記事を載せた「FOGAONET」には、ツイッターだけでもほんの数時間で2500以上のネガティブな意見が集まった。これまでになかったことは、サポーターの怒りがチーム以上に本田自身に向かっていることだ。

「本田はまるでギャグマンガのようだ。ヒーローとして来て、結局1試合もいいプレーをしなかった」「君をあんなに好きだったのに、どうしてそんなひどいことができるんだ」......。

 同じ言語であるだけに、本田が新天地に選んだポルトガルにもこのニュースは伝わっている。

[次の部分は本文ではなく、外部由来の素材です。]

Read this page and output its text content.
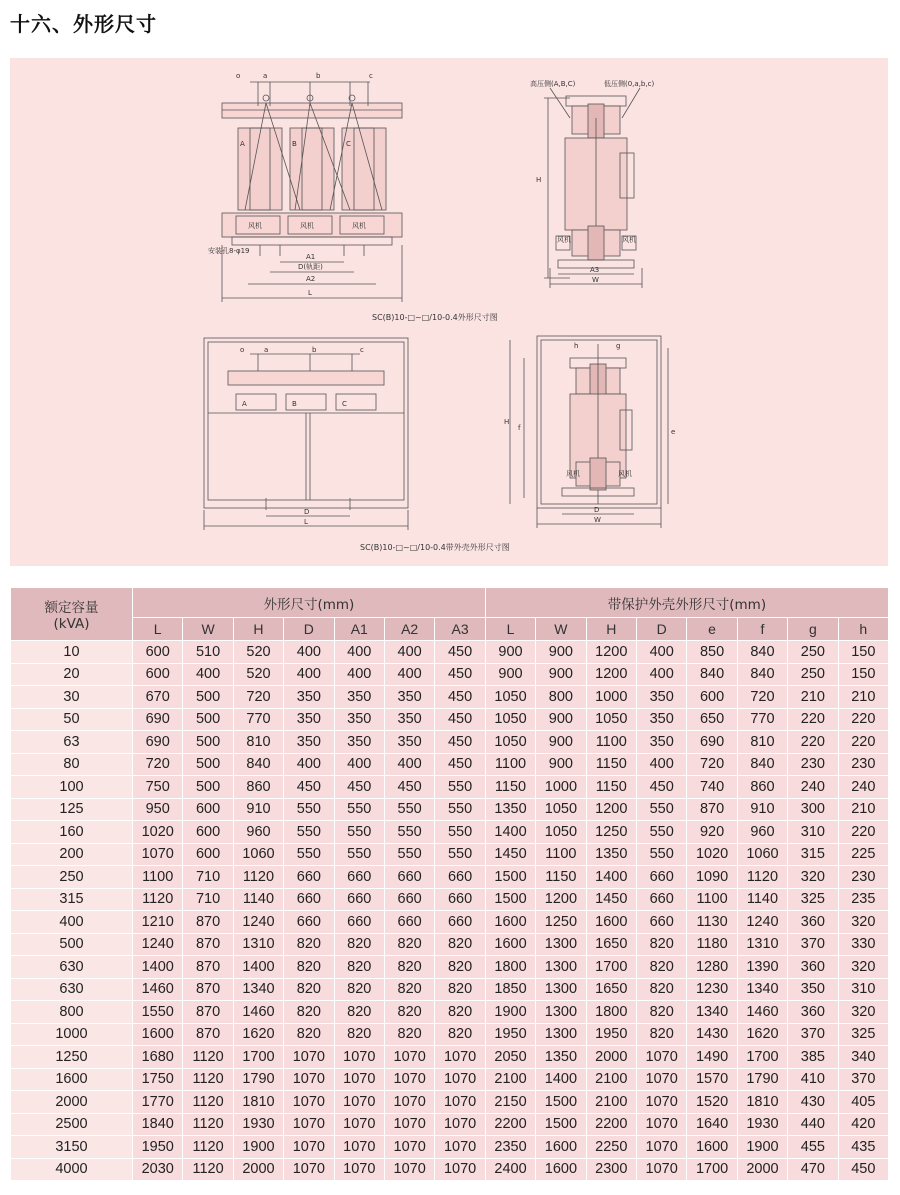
十六、外形尺寸
o	a	b	c
A	B	C
风机	风机	风机
安装孔8-φ19
A1
D(轨距)
A2
L
SC(B)10-□~□/10-0.4外形尺寸图
高压侧(A,B,C)	低压侧(0,a,b,c)
H
风机	风机
A3
W
o	a	b	c
A	B	C
D
L
SC(B)10-□~□/10-0.4带外壳外形尺寸图
h	g
H
f	e
风机	风机
D
W
额定容量
(kVA)	外形尺寸(mm)							带保护外壳外形尺寸(mm)							
	L	W	H	D	A1	A2	A3	L	W	H	D	e	f	g	h
10	600	510	520	400	400	400	450	900	900	1200	400	850	840	250	150
20	600	400	520	400	400	400	450	900	900	1200	400	840	840	250	150
30	670	500	720	350	350	350	450	1050	800	1000	350	600	720	210	210
50	690	500	770	350	350	350	450	1050	900	1050	350	650	770	220	220
63	690	500	810	350	350	350	450	1050	900	1100	350	690	810	220	220
80	720	500	840	400	400	400	450	1100	900	1150	400	720	840	230	230
100	750	500	860	450	450	450	550	1150	1000	1150	450	740	860	240	240
125	950	600	910	550	550	550	550	1350	1050	1200	550	870	910	300	210
160	1020	600	960	550	550	550	550	1400	1050	1250	550	920	960	310	220
200	1070	600	1060	550	550	550	550	1450	1100	1350	550	1020	1060	315	225
250	1100	710	1120	660	660	660	660	1500	1150	1400	660	1090	1120	320	230
315	1120	710	1140	660	660	660	660	1500	1200	1450	660	1100	1140	325	235
400	1210	870	1240	660	660	660	660	1600	1250	1600	660	1130	1240	360	320
500	1240	870	1310	820	820	820	820	1600	1300	1650	820	1180	1310	370	330
630	1400	870	1400	820	820	820	820	1800	1300	1700	820	1280	1390	360	320
630	1460	870	1340	820	820	820	820	1850	1300	1650	820	1230	1340	350	310
800	1550	870	1460	820	820	820	820	1900	1300	1800	820	1340	1460	360	320
1000	1600	870	1620	820	820	820	820	1950	1300	1950	820	1430	1620	370	325
1250	1680	1120	1700	1070	1070	1070	1070	2050	1350	2000	1070	1490	1700	385	340
1600	1750	1120	1790	1070	1070	1070	1070	2100	1400	2100	1070	1570	1790	410	370
2000	1770	1120	1810	1070	1070	1070	1070	2150	1500	2100	1070	1520	1810	430	405
2500	1840	1120	1930	1070	1070	1070	1070	2200	1500	2200	1070	1640	1930	440	420
3150	1950	1120	1900	1070	1070	1070	1070	2350	1600	2250	1070	1600	1900	455	435
4000	2030	1120	2000	1070	1070	1070	1070	2400	1600	2300	1070	1700	2000	470	450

彼はポルティモネンセでプレーする前から、ネガティブなイメージを持たれてしまう可能性が十分にある。

 コロナ、リオの暑さ、そして混乱して弱く金もないチームに、本田はほとほと嫌気がさしていたのだろうか。ブラジルを去れることが心から嬉しかったのだろうか。動画の本田は笑っている。この10カ月で彼のこれほどの笑顔を見たのは初めてだ。

 だが、真のプロフェッショナルが、34歳の一国を代表するような選手が、することではないのは明らかだ。